Или насколько опасными они могут быть для него в нынешних обстоятельствах.
— Ваша светлость, — сказал верховный священник, — я провел значительно больше половины своей жизни, испытывая точно такое же сожаление каждую весну. — Дючейрн повернул голову, чтобы посмотреть на него, и Квилл грустно улыбнулся. — Полагаю, мы должны привыкнуть к этому, когда это происходит снова и снова, но каждое тело, которое мы находим погребенным в снегу, каждый ребенок, который становится сиротой, каждая душа, которую мы не можем каким-то образом втиснуть в хоспис или одно из других убежищ, когда температура падает и ветер с криком налетает с озера — каждая из этих смертей уносит с собой крошечный кусочек моей души. Я так и не научился принимать это, но мне пришлось научиться справляться с этим. Признаться самому себе, что я действительно сделал все, что мог, чтобы свести к минимуму эти смерти... и снять с себя вину за них. Это нелегко сделать. Независимо от того, сколько я сделал, я всегда убежден, что мог бы — что я должен был — сделать еще больше. Я могу знать здесь, — он нежно коснулся виска, — что я действительно сделал все, что мог, но здесь это трудно принять.
Он коснулся своей груди, и его печальная улыбка стала мягче.

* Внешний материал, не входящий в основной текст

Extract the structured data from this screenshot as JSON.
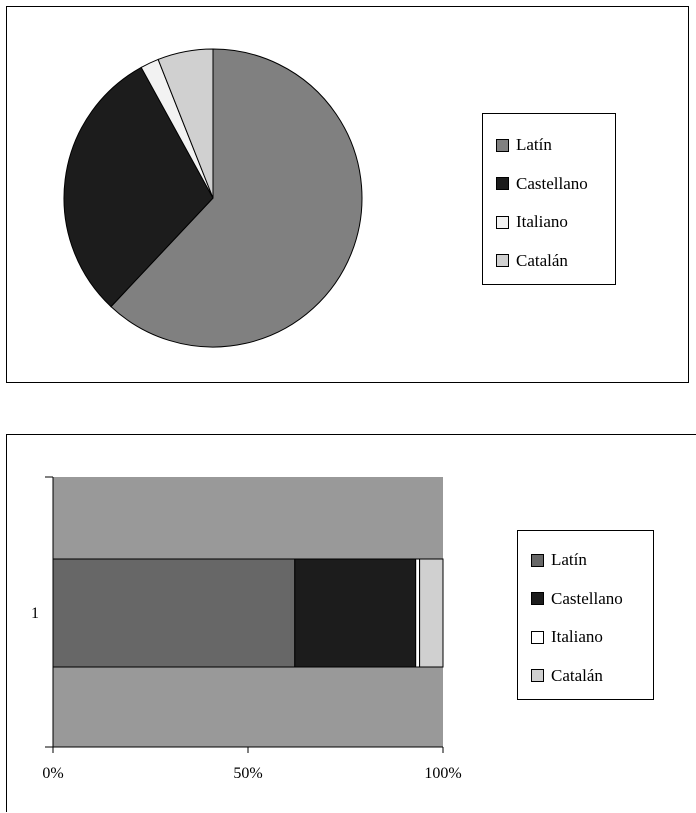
{
  "chart_data": [
    {
      "type": "pie",
      "title": "",
      "slices": [
        {
          "label": "Latín",
          "value": 62,
          "color": "#808080"
        },
        {
          "label": "Castellano",
          "value": 30,
          "color": "#1c1c1c"
        },
        {
          "label": "Italiano",
          "value": 2,
          "color": "#f2f2f2"
        },
        {
          "label": "Catalán",
          "value": 6,
          "color": "#d0d0d0"
        }
      ],
      "legend": {
        "position": "right",
        "items": [
          "Latín",
          "Castellano",
          "Italiano",
          "Catalán"
        ]
      }
    },
    {
      "type": "bar",
      "subtype": "100% stacked horizontal",
      "title": "",
      "categories": [
        "1"
      ],
      "series": [
        {
          "name": "Latín",
          "values": [
            62
          ],
          "color": "#676767"
        },
        {
          "name": "Castellano",
          "values": [
            31
          ],
          "color": "#1c1c1c"
        },
        {
          "name": "Italiano",
          "values": [
            1
          ],
          "color": "#ffffff"
        },
        {
          "name": "Catalán",
          "values": [
            6
          ],
          "color": "#d0d0d0"
        }
      ],
      "plot_background": "#999999",
      "xlim": [
        0,
        100
      ],
      "x_ticks": [
        "0%",
        "50%",
        "100%"
      ],
      "legend": {
        "position": "right",
        "items": [
          "Latín",
          "Castellano",
          "Italiano",
          "Catalán"
        ]
      }
    }
  ]
}
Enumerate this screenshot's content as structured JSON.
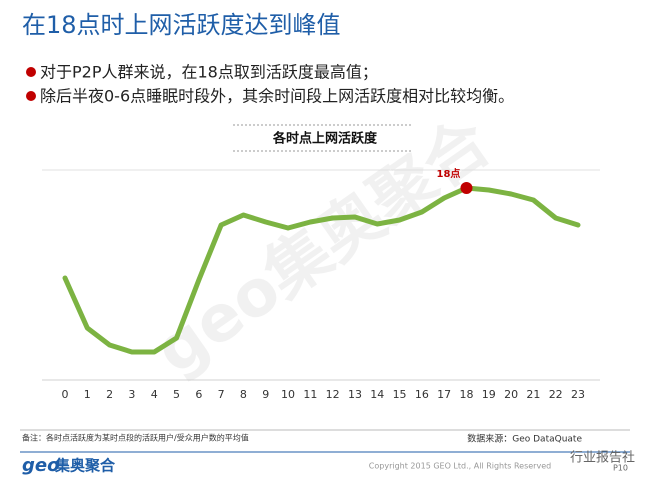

— У меня было больше практики в попытках сделать это, чем у вас, ваша светлость. Отчасти потому, что я почти на тридцать пять лет старше вас. И я понимаю, что большинство людей здесь, в Зионе, и даже в моем собственном ордене, похоже, думают, что я делаю то, что делаю, с самого Сотворения мира. Правда, однако, в том, что мне было за сорок, прежде чем мне даже пришло в голову, что это должно быть делом моей жизни. Что это было то, что Бог хотел, чтобы я сделал. — Он покачал головой. — Не подумайте ни на мгновение, что все годы, которые я потратил впустую, прежде чем услышал Его голос, не возвращаются, чтобы преследовать меня каждую зиму, напоминая мне обо всех тех ранних зимах, когда я вообще ничего не делал. Понимаю, что есть те, кто считает меня своего рода святым образцом — во всяком случае, те, кто не считает меня злобным старым сумасшедшим! — но я был гораздо более скучным студентом, чем думают эти люди. Мы слышим Его, когда слышим Его, и Ему решать судить нас. Это не зависит от других, и наше собственное суждение иногда бывает наименее надежным из всех, особенно когда речь идет о наших собственных действиях.
— Вероятно, вы правы, отец, — сказал Дючейрн после долгого молчания, — но если мы не судим самих себя, если мы не несем ответственности, мы отворачиваемся не только от наших обязанностей, но и от самих себя. Я обнаружил, что чувство вины — горькая приправа, но без нее слишком легко потерять себя.
— Конечно, это так, ваша светлость, — просто сказал Квилл. — Но если Бог говорит, что Он готов простить нас, когда мы признаем свои ошибки и искренне стремимся изменить нашу жизнь, то разве мы не должны быть готовы сделать то же самое?
— Вы действительно бедарист, не так ли, отец? — Дючейрн иронично покачал головой. — И я постараюсь учесть ваш совет. Но в Писании говорится, что мы должны в меру своих возможностей возместить ущерб тем, кого, как мы понимаем, обидели. Боюсь, мне потребуется некоторое время, чтобы добиться этого.
Квилл пересек кабинет, чтобы встать рядом с ним у окна, но священник не смотрел на озеро. Вместо этого он постоял несколько секунд, пристально глядя викарию в глаза. Затем он протянул руку и положил ее, исхудавшую от трудов целой жизни, на грудь Дючейрна.